Der Dreißigjährige Krieg (1618-1648) hat die Prignitz mehr als andere deutsche Lande heimgesucht. Die Schlacht von Wittstock im Jahr 1636 und weitere Truppendurchmärsche und Einquartierungen in den folgenden Jahren brachten Abgaben, Zerstörung, Raub, Mord und Elend mit sich. Für das Jahr 1641 heißt es: Der Adel ist zum größten Teil an der Pest verstorben, teils Hungers halber "verlaufen" und muss betteln. Die verbliebenen wenigen Bauern haben nichts zu essen und können weder Dienste noch Pacht bringen. In vielen märkischen Gebieten lag der Bevölkerungsverlust bei 40%, in der Prignitz jedoch bei 90%. Als Folge des Ruins wechselten viele Güter den Besitzer. Konkurs und Zwangsversteigerung gehörten zum Alltag.
In dieser schweren Zeit übernahm der tatkräftige Große Kurfürst Friedrich-Wilhelm (1640-1688), die Regierung. Er hatte erlebt, wie durch die wankelmütige Politik seines Vaters Kriegsvölker die Mark Brandenburg zerstörten. Deshalb zielte seine Politik auf Schutz und Stärkung des Landes. Dazu brauchte er ein stehendes Heer. Für dieses wichtige, aber teure Vorhaben musste er seinen Untertanen neue Lasten auflegen. Um nicht immer wieder neue Abgaben von den Ständen bewilligen lassen zu müssen, wandelte er diese Abgaben in ständige Steuern um. Die Landstände (Ritterschaft, Geistlichkeit und Städte) stimmten seinem Vorhaben zu. Als Gegenleistung erhielt die Ritterschaft eine Bestätigung ihres Rechtes auf Auskauf von Untertanen bei eigenem Wohnbedarf und widerspenstigem Verhalten. Wegen der Bevölkerungsverluste waren Arbeitskräfte begehrt. Um Verluste abzuwehren, beschlossen die Ritter die gegenseitige Auslieferung weggelaufener Untertanen. Der Untertänigkeitsstatus wurde auf die Kinder vererbt, d.h. ein Sohn musste den Hof übernehmen. Nun waren die Bauern wirklich erbuntertänig: Sie und ihre Kinder mussten der Gutsherrschaft dienen und durften nicht wegziehen. Heiraten musste der Gutsherr genehmigen. Der Gesindedienstzwang bestand weiterhin. Im Einzelfall blieb der Gang zum Gericht: Viele Betroffene klagten ihre Freiheit erfolgreich beim Kammergericht ein. Es gab auch Erleichterungen: Da neu angesetzte Bauern auf den wüst liegenden Feldmarken günstige Bedingungen bekamen, lockerten sich auch die Anforderungen an Abgaben und Dienste alteingesessener Bauern.

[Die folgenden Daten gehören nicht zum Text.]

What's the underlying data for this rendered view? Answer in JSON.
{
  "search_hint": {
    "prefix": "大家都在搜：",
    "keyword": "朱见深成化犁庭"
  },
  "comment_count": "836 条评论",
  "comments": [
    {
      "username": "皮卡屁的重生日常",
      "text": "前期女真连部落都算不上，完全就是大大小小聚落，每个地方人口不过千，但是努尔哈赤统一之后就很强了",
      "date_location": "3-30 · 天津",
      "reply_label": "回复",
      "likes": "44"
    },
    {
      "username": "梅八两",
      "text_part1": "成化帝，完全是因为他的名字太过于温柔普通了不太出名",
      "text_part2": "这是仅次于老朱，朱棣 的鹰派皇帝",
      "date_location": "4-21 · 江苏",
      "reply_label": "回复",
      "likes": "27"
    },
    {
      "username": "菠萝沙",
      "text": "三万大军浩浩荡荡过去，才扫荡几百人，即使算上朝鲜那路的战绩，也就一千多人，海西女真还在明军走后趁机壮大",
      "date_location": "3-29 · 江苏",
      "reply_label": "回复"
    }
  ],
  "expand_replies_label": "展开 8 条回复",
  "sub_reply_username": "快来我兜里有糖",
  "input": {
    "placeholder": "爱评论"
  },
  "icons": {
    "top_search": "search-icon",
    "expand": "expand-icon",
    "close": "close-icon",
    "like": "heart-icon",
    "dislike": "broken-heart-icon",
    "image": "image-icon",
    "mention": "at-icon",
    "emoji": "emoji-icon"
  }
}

Für sein im Gegensatz zu den bislang üblichen Söldnerheeren, streng diszipliniertes und klar hierarchisch organisiertes Heer brauchte der Kurfürst gut ausgebildete Offiziere und verlangte deshalb, dass ein Teil der Söhne des Adels ins Heer eintrat. Neben seiner Armee schuf er eine auf kundigen Beamten basierende Verwaltung, in der wiederum der Adel eine wesentliche Rolle spielte.
Die Könige verlangten von ihren Untertanen - sei es Adel, Bürger oder Bauer - Gehorsam. König Friedrich II. (1740-1786) brauchte wie seine Vorgänger die Bauernsöhne als Soldaten und Adlige als Offiziere und Beamte. Wollten die Offiziere heiraten, so mussten sie ihren Dienstherren, den König, um Erlaubnis bitten und dabei ein Vermögen nachweisen, groß genug, um ein ihrem Stand angemessenes Leben zu führen. Die adligen Gutsherren versuchten deshalb, eine entsprechend hohe Aussteuer für Söhne und Töchter zu erwirtschaften.
Friedrich II. verbot das Bauernlegen, also den Aufkauf von Bauernhöfen und sicherte die Erblichkeit bäuerlichen Landbesitzes. Auf den Domänen (Staatsgütern) beschränkte er das Maß der Frondienste. Auf den Gütern galt Erbuntertänigkeit mit allen Lasten und Diensten weiterhin.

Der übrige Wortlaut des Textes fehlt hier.